Sacramento Metro Chamber of Commerce President and CEO Peter Tateishi said Sacramento was missing a “strong venue to bring in strong acts.” To him, Ace of Spades filled a need for live performance in the community.
“Golden 1 Center is obviously a phenomenal center, but they’re drawing thousands of people,” Tateishi said. “Here you don’t have that number of people, so you can have a more intimate conversation and engage with the act. There’s a stronger experiential component.”
Filipponi seconded this statement, saying that it’s the intimacy that makes Ace of Spades so special in her mind.
“You can stand anywhere in Ace of Spades and feel like you have a front row seat,” Filipponi said.
Ace of Spades was owned and operated locally until 2016, when Live Nation bought the venue. For Filipponi, it was hard at first to accept the sale of a place so special to her to a major corporation.
“Honestly, it kind of broke my heart,” Filipponi said of the Live Nation sale. “I was afraid it would decrease the chances for local music, but I almost forget that it’s owned by Live Nation. They did a really good job of keeping that local feel.”
Tateishi agreed, saying Live Nation has opened up new possibilities in the Sacramento music scene while staying true to what has made Ace of Spades great.
The purchase offered “the opportunity to connect with different acts and promote the venue in a different way,” Tateishi said. “It’s an opportunity to continue to expand on the success of Ace of Spades.”
Five things to know
It’s now part of something bigger – The venue was bought from co-founders Bret Bair and Eric Rushing in 2016 and is a part of Live Nation’s House of Blues division, along with 12 other clubs across the nation.

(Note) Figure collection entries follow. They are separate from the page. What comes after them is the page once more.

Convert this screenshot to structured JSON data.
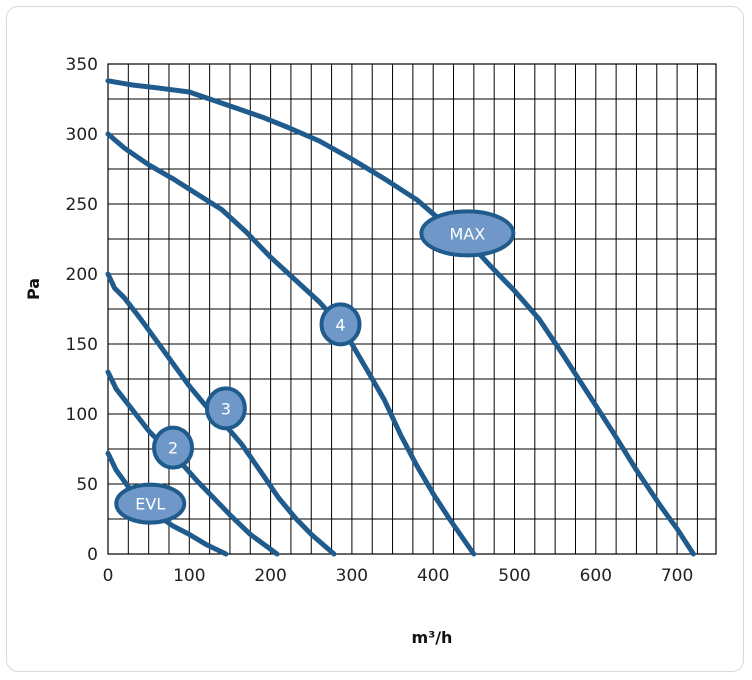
{
  "chart_data": {
    "type": "line",
    "xlabel": "m³/h",
    "ylabel": "Pa",
    "xlim": [
      0,
      720
    ],
    "ylim": [
      0,
      350
    ],
    "x_ticks": [
      0,
      100,
      200,
      300,
      400,
      500,
      600,
      700
    ],
    "y_ticks": [
      0,
      50,
      100,
      150,
      200,
      250,
      300,
      350
    ],
    "grid": true,
    "colors": {
      "curve": "#1f5b8c",
      "badge_fill": "#6f98c8",
      "badge_stroke": "#1f5b8c",
      "grid": "#000000"
    },
    "series": [
      {
        "name": "EVL",
        "label_at": [
          52,
          36
        ],
        "points": [
          [
            0,
            72
          ],
          [
            10,
            60
          ],
          [
            25,
            48
          ],
          [
            40,
            38
          ],
          [
            60,
            28
          ],
          [
            80,
            20
          ],
          [
            100,
            14
          ],
          [
            120,
            7
          ],
          [
            145,
            0
          ]
        ]
      },
      {
        "name": "2",
        "label_at": [
          80,
          76
        ],
        "points": [
          [
            0,
            130
          ],
          [
            10,
            118
          ],
          [
            30,
            103
          ],
          [
            50,
            88
          ],
          [
            70,
            76
          ],
          [
            90,
            65
          ],
          [
            110,
            52
          ],
          [
            130,
            40
          ],
          [
            150,
            28
          ],
          [
            175,
            14
          ],
          [
            208,
            0
          ]
        ]
      },
      {
        "name": "3",
        "label_at": [
          145,
          104
        ],
        "points": [
          [
            0,
            200
          ],
          [
            8,
            190
          ],
          [
            20,
            183
          ],
          [
            40,
            168
          ],
          [
            60,
            152
          ],
          [
            80,
            136
          ],
          [
            100,
            120
          ],
          [
            120,
            106
          ],
          [
            140,
            95
          ],
          [
            165,
            78
          ],
          [
            190,
            57
          ],
          [
            210,
            40
          ],
          [
            230,
            26
          ],
          [
            250,
            14
          ],
          [
            278,
            0
          ]
        ]
      },
      {
        "name": "4",
        "label_at": [
          286,
          164
        ],
        "points": [
          [
            0,
            300
          ],
          [
            20,
            290
          ],
          [
            50,
            278
          ],
          [
            80,
            268
          ],
          [
            110,
            257
          ],
          [
            140,
            246
          ],
          [
            170,
            230
          ],
          [
            200,
            212
          ],
          [
            230,
            196
          ],
          [
            260,
            180
          ],
          [
            285,
            164
          ],
          [
            300,
            150
          ],
          [
            320,
            130
          ],
          [
            340,
            110
          ],
          [
            360,
            85
          ],
          [
            380,
            63
          ],
          [
            400,
            43
          ],
          [
            420,
            25
          ],
          [
            450,
            0
          ]
        ]
      },
      {
        "name": "MAX",
        "label_at": [
          442,
          229
        ],
        "points": [
          [
            0,
            338
          ],
          [
            30,
            335
          ],
          [
            60,
            333
          ],
          [
            100,
            330
          ],
          [
            130,
            324
          ],
          [
            160,
            318
          ],
          [
            190,
            312
          ],
          [
            220,
            305
          ],
          [
            260,
            295
          ],
          [
            300,
            282
          ],
          [
            340,
            268
          ],
          [
            380,
            253
          ],
          [
            410,
            238
          ],
          [
            440,
            225
          ],
          [
            470,
            206
          ],
          [
            500,
            188
          ],
          [
            530,
            168
          ],
          [
            560,
            142
          ],
          [
            590,
            115
          ],
          [
            620,
            88
          ],
          [
            650,
            60
          ],
          [
            680,
            34
          ],
          [
            700,
            18
          ],
          [
            720,
            0
          ]
        ]
      }
    ]
  }
}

It anchors a popular district – Ace of Spades is one of the anchor businesses of Sacramento’s popular R Street district, which features some of the city’s most popular clubs, bars and restaurants.
Its size is a plus – With a capacity of 1,000, the venue is big enough to host top artists such as Snoop Dogg while remaining intimate for the audience and available for smaller local acts.
It’s close to mass transit – Regional Transit’s 16th Street light rail station, less than a block from Aces of Spades, serves the Blue and Gold lines, and the Green Line station is just two blocks away.
All ages are welcome, unless noted – It’s an all-ages venue, and all of the events are open to all unless noted. It has two bars and a lounge and features an expansive food and drink menu.
Aces of Spades at a glance
THREE CAN’T MISS SHOWS
- Reverend Horton Heat, Friday, Sept. 15, 7 p.m.: The Dallas-based psychobilly trio, fronted by Jim Heath (dubbed by one reviewer as the “godfather of modern rockabilly and psychobilly”), will be joined by special guests Fish Bone and Strung out.
- George Clinton and Parliament-Funkadelic, Wednesday, Oct. 18, 7 p.m.: In 1997, Clinton and 15 other members of Parliement-Funkadelic became the largest band inducted into the Rock and Roll Hall of Fame. In 2002, Spin magazine ranked the group sixth on their list of the “50 Greatest Bands of All Time.”
- Third Eye Blind, Wednesday, Nov. 15, 7 p.m.: The rock band, formed in San Francisco in 1993, has produced five albums, including the self-titled debut in 1997. The single “Semi-Charmed Life” won a Billboard Music Award for Best Modern Rock Track in 1997.